C’era una svolta…
No, no, bambini, non c’è errore, non avete sentito male: questa è la storia di una svolta che si trovava… ma per favore, su, su, procediamo con ordine.
Molto, ma molto tempo fa, c’era un bosco. Non saprei dire se esiste ancora, per certo posso dire che c’era, una volta, almeno di questo sono sicura.
Ma non divaghiamo.
Il quel bosco, nel cuore di una montagna, conosciuto come Bosco di Atival, vivevano persone di una specie particolare.
Pensate, nascevano con la capacità di vedere e vivere insieme alle fate e per di più, in perfetta sintonia con ciò che li circondava.
Ma, ahimè, mano a mano che crescevano, perdevano il dono.
Certo, non tutti, ma molti di loro, nello snodarsi dell’esistenza smarrivano l’incanto e vedevano le cose per quelle che apparivano: un albero era solo un albero, un sasso era solo un sasso.
E così via.
Non è un caso se ho usato la parola ”snodarsi”.
Vedete, bambini, la vita per quelle persone, cominciava all’inizio di un sentiero che attraversava il bosco per tutta la sua lunghezza,e che dovevano percorrere fino alla fine, se davvero volevano crescere.
Nessuno sapeva bene che cosa ci fosse in fondo al sentiero, perché nessuno era mai tornato indietro per poterlo raccontare. Ma c’era chi narrava di fate, di luoghi pieni di luce, di gioia; ma, avendo gli abitanti per lo più perso la capacità di vederle, nessuno ormai ci credeva. Così quasi tutti dicevano, al malcapitato che passava:
- Hai respirato profumo di fiori incantati.
Curiosa la storia dei fiori incantati, eh?

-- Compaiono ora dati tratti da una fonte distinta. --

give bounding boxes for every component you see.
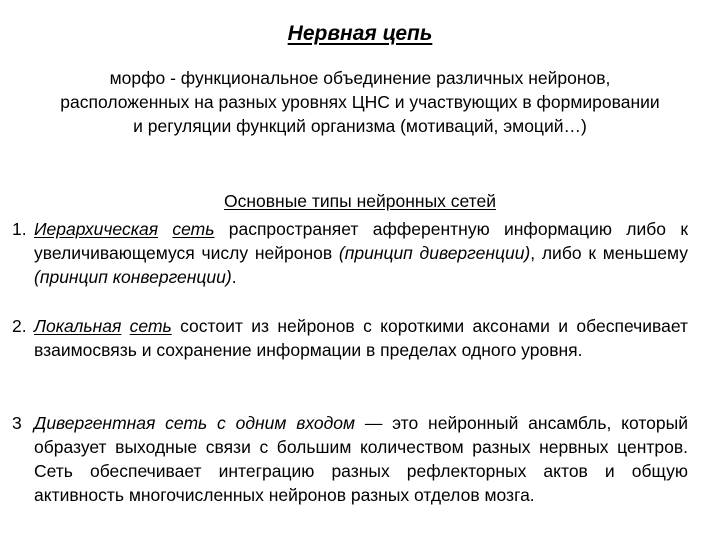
item-text: , либо к меньшему [530,243,688,263]
section-subheading: Основные типы нейронных сетей [224,191,496,211]
item-number: 3 [12,413,22,433]
term-divergent: Дивергентная сеть с одним входом [34,413,356,433]
note-convergence: (принцип конвергенции) [34,267,232,287]
item-body [34,314,688,362]
term-local: Локальная [34,316,122,336]
list-item-divergent [12,411,688,507]
slide-title: Нервная цепь [287,22,433,45]
term-network: сеть [129,316,172,336]
note-divergence: (принцип дивергенции) [338,243,531,263]
list-item-local [12,314,688,362]
item-number: 2. [12,316,27,336]
item-number: 1. [12,219,27,239]
item-body [34,411,688,507]
item-body [34,217,688,289]
term-network: сеть [172,219,215,239]
list-item-hierarchical [12,217,688,289]
item-text: распространяет афферентную информацию либо к увеличивающемуся числу нейронов [34,219,688,263]
item-text: — это нейронный ансамбль, который образует выходные связи с большим количеством разных нервных центров. Сеть обеспечивает интеграцию разных рефлекторных актов и общую активность многочисленных нейронов разных отделов мозга. [34,413,688,505]
item-text: . [231,267,237,287]
item-text: состоит из нейронов с короткими аксонами и обеспечивает взаимосвязь и сохранение информации в пределах одного уровня. [34,316,688,360]
term-hierarchical: Иерархическая [34,219,159,239]
definition-text: морфо - функциональное объединение различных нейронов, расположенных на разных уровнях ЦНС и участвующих в формировании и регуляции функций организма (мотиваций, эмоций…) [60,68,660,136]
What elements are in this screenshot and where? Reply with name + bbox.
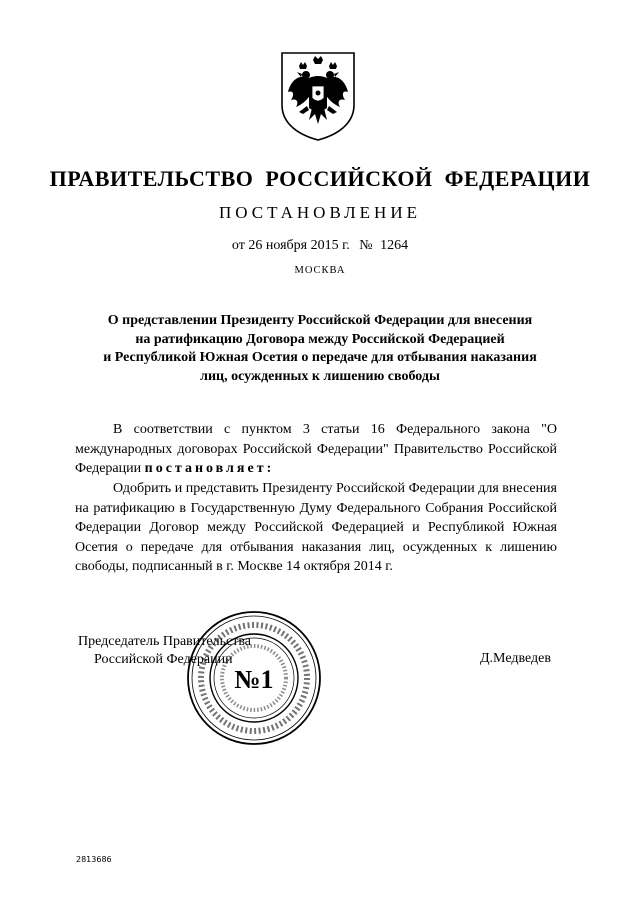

Bene, allora state a sentire.
Raccontano che quando gli Ativalesi nascevano, ( pare in una notte di pioggia) saltassero fuori da uova argentate che le fate trovavano il mattino. E quando le uova si aprivano, ogni fata prendeva un piccolo, per accompagnarlo per un pezzo di sentiero, per accudirlo e istruirlo, affinché, a tempo debito, affrontasse la svolta.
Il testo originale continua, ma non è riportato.